その夜。娘が寝入ったあと、DOSANは爺やに伝えます。


「大切な人を守る為に。私はプロフィットになりたいのです!」


爺やから修行の再開を促されても、首を縦に振れなかったDOSAN。

気持ちの整理がついたのか、自らの強い意志に裏づけられた「修行再開宣言」をするのでした。


気が変わったら、とは言ったがその日のうちにとはのぉ・・・

爺やは少し面食らったようですが、それでもDOSANの為に門出の言葉を述べています。

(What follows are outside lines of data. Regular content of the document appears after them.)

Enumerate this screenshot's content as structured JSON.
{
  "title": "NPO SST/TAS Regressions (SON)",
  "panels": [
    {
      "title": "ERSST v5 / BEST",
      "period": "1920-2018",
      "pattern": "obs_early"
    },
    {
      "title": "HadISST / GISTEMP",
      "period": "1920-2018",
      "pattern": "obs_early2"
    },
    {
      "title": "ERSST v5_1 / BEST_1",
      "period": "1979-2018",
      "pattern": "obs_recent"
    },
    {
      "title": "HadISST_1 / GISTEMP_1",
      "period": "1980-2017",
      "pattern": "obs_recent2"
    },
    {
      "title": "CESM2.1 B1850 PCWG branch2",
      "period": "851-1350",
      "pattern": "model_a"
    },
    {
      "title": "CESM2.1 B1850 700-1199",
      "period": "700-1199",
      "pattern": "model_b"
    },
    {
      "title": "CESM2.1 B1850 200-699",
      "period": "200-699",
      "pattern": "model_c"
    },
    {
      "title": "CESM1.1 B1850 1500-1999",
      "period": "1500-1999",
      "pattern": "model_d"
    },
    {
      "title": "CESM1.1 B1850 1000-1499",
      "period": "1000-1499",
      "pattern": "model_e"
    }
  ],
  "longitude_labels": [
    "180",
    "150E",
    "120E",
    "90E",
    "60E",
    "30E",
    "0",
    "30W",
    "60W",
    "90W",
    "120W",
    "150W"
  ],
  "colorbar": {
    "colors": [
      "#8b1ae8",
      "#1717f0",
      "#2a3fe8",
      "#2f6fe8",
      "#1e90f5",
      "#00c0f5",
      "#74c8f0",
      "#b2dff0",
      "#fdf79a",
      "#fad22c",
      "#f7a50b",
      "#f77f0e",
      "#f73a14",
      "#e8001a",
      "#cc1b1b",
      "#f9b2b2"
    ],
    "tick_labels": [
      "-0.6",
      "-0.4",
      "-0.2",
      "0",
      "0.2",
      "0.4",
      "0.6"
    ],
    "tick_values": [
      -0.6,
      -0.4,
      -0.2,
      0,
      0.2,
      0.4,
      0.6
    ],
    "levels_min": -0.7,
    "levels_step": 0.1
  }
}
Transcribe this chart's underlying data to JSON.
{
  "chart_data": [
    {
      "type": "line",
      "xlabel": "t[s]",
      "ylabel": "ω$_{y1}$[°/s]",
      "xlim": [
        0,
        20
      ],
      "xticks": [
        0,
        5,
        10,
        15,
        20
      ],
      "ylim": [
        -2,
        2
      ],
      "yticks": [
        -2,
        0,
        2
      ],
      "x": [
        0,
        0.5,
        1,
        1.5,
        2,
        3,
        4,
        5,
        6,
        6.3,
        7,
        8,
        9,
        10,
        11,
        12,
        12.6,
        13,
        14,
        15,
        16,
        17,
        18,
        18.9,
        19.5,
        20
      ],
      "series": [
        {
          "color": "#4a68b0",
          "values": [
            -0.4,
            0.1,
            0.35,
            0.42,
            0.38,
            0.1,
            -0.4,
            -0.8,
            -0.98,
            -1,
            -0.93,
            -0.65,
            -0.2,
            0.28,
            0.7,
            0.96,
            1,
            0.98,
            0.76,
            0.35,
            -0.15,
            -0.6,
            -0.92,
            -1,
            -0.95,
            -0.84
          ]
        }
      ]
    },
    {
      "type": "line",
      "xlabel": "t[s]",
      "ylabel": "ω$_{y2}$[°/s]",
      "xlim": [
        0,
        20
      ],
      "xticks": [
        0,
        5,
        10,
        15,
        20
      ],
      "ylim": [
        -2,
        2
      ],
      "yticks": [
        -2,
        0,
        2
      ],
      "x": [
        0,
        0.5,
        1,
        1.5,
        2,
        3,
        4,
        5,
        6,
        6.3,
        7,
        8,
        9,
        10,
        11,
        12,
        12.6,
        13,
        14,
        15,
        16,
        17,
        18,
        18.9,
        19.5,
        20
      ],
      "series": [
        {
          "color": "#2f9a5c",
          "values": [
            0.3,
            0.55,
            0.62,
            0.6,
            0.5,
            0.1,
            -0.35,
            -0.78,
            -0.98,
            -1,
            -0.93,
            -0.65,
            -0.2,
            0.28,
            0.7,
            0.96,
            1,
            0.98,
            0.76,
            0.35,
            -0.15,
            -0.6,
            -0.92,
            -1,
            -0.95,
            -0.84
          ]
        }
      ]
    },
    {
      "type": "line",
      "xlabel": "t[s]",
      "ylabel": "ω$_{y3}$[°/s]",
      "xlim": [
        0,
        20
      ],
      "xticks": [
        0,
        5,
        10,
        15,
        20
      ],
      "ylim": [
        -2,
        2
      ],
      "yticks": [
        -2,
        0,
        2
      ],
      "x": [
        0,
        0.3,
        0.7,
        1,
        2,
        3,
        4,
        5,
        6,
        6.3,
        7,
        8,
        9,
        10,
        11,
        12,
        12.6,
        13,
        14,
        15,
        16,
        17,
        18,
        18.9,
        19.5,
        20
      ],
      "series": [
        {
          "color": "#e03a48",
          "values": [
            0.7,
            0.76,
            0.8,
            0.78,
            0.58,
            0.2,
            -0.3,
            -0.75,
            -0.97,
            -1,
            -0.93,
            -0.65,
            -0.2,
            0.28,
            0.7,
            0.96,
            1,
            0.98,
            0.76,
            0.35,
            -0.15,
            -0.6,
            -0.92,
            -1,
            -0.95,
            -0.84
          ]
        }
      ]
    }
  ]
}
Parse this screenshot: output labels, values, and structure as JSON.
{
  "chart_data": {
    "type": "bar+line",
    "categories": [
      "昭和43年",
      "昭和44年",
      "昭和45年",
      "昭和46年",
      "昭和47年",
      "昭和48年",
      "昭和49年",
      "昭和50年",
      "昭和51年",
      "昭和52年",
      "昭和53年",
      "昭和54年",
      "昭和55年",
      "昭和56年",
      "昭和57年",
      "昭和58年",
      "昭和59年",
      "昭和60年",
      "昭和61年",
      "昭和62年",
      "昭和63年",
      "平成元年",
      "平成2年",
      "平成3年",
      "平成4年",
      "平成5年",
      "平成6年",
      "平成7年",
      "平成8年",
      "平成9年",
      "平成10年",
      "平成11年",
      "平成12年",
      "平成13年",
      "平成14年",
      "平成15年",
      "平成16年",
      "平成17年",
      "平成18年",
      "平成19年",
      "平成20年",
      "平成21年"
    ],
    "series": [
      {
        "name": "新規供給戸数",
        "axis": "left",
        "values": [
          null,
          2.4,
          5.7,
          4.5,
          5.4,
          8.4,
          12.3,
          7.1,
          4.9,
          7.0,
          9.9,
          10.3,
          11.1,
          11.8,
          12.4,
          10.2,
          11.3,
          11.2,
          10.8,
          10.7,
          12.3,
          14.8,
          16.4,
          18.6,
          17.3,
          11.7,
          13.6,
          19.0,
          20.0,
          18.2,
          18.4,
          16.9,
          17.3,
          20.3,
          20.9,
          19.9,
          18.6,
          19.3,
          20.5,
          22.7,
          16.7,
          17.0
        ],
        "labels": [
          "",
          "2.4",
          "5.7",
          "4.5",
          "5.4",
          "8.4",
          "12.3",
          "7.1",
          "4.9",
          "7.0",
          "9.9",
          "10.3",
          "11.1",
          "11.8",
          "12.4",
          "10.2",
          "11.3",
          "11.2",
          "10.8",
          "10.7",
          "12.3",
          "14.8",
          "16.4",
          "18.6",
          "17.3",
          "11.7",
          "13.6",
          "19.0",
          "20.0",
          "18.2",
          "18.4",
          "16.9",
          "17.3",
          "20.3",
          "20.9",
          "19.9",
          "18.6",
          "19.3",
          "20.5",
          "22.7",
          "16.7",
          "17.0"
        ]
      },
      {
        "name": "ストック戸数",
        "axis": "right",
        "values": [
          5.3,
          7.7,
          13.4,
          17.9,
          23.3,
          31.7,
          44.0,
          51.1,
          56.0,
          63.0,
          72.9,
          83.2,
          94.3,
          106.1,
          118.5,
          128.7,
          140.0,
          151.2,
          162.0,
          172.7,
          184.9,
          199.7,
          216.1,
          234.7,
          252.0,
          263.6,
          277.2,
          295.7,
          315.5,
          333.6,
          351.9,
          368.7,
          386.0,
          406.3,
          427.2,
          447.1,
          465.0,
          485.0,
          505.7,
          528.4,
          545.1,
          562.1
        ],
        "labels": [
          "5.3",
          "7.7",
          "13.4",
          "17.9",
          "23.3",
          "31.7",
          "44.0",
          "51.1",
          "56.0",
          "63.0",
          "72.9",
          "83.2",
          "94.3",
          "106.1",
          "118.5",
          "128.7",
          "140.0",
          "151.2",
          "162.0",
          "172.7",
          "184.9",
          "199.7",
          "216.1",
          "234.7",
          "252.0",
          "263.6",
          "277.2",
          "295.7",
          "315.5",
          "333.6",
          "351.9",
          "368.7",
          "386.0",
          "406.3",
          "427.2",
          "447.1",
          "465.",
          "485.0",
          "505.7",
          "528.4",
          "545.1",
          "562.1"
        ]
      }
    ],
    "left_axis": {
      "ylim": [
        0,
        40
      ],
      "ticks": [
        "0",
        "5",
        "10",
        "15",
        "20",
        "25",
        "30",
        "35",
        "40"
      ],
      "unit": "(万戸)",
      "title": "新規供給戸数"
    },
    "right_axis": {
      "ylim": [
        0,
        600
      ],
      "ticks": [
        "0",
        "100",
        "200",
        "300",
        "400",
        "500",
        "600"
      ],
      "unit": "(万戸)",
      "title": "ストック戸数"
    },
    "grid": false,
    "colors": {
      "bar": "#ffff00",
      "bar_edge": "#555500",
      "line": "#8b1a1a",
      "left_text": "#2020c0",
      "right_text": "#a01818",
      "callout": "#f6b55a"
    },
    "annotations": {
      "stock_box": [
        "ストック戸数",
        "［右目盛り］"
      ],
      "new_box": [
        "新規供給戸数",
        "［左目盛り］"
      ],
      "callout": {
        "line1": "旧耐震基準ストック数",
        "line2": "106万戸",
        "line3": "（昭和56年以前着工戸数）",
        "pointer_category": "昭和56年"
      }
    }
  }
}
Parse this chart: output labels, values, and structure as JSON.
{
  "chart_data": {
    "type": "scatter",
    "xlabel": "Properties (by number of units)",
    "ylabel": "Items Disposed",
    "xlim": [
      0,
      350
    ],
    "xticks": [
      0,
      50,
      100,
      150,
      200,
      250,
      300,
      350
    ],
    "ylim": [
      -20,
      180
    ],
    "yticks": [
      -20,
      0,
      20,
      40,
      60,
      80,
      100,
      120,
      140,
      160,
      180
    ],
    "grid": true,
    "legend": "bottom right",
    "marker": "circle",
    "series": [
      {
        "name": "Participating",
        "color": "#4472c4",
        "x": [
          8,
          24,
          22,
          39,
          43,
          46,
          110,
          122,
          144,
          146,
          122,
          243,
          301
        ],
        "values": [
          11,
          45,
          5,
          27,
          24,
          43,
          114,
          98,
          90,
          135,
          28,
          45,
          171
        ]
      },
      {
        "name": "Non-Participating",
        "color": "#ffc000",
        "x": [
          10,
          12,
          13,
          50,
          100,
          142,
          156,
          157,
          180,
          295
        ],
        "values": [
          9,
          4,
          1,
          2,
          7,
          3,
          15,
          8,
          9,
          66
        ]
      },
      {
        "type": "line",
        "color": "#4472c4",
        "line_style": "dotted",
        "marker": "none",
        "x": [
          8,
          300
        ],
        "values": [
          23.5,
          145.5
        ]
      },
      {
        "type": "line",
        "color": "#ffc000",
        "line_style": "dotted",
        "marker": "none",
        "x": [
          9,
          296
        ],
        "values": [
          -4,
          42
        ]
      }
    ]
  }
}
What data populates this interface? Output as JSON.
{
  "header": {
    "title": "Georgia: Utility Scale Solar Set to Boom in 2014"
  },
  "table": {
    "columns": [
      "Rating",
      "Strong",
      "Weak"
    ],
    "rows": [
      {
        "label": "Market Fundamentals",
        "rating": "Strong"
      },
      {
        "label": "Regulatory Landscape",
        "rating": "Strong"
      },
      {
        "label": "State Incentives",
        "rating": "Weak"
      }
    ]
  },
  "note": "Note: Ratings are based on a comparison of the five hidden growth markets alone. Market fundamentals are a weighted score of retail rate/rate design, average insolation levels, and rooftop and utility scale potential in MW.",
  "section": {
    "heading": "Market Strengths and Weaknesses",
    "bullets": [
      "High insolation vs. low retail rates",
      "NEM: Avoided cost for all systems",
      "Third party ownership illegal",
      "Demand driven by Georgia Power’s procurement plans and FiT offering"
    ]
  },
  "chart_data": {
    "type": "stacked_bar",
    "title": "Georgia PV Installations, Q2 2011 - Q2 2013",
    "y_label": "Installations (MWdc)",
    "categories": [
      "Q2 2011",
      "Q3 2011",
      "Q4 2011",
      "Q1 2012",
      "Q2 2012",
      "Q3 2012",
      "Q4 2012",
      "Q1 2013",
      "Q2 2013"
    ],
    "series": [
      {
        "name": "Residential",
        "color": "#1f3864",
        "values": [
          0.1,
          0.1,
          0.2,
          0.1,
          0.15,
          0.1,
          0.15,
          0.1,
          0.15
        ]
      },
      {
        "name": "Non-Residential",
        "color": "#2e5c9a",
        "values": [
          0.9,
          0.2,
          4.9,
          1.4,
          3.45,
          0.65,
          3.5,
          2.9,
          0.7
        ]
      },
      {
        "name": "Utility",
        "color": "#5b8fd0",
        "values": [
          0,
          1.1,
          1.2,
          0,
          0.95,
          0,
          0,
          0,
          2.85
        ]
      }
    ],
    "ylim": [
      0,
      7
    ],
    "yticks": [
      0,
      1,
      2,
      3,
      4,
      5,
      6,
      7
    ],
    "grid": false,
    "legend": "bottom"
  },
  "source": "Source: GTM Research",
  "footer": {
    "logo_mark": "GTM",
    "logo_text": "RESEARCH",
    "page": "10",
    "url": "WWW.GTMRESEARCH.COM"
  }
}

長い間待っていた、DOSANの言葉。内心では嬉しかったのかもしれません。





epilogue

「補助魔法とは、その人が持つ力を引き出すためのメソッド(方法)である」

これは、DOSANの信条です。

後付けで力や機能を足すのではなく、元々持っている力を引き出している。

それが補助魔法だという考え方です。

ヒューマンメイジのバッファーとしては最高峰である、プロフィット・ハイエロファント。

これらを目指し、DOSANは旅立つのでした。

妻に会えるかもしれない、という淡い期待と共に――。


――そして、プロフィットとなった現在。

娘を抱きかかえたまま、まるで白日夢のような回想にひたっていたDOSAN。


「パパ! ぱぱ! ぱぁぱっ」


娘のシャウトによりようやく戻ってきます。

「ぱぱ」と呼ばれたせいなのか、はたまた確信犯的なものなのか。

ぎゅっと、力強く娘を抱きしめるのでした。

鼻をすってしまって痛がっている娘の鼻に、あごひげを押し付けながら・・・(苦笑)


そして――

今回の物語もいつものように、お互いへの感謝の言葉で締めくくられるのでした。

【いつもありがとう】









■ あとがき ■

DOSANです。

こうして1ページずつ区切って読みますと、ペース的にちょうど良いのですが・・・
すべてを繋げて読みますと、どうもペースが速いといいますかアップテンポな
物語展開になってしまったと思います。いつもは「間」を重視しているのですが・・・

それぞれのシーンで、あと2コマずつでも使えていたら「間」の取り方としてはもう少し
良かったのだろうと思いますが・・・縦サイズ13000ピクセルという制限があるので
仕方がありませんね(苦笑)
もう少し内容を削ってもよかったのですが、この時期にあったできごとやニュアンスは
盛り込んでおきたかったのでこういう形になりました。

今後も大きな流れを本編で取り扱い、そのときどきに起きたできごとを番外編として
切り出していきたいと思っております。
まだまだ先の長い物語となりますが、お付き合いいただけますと幸いです。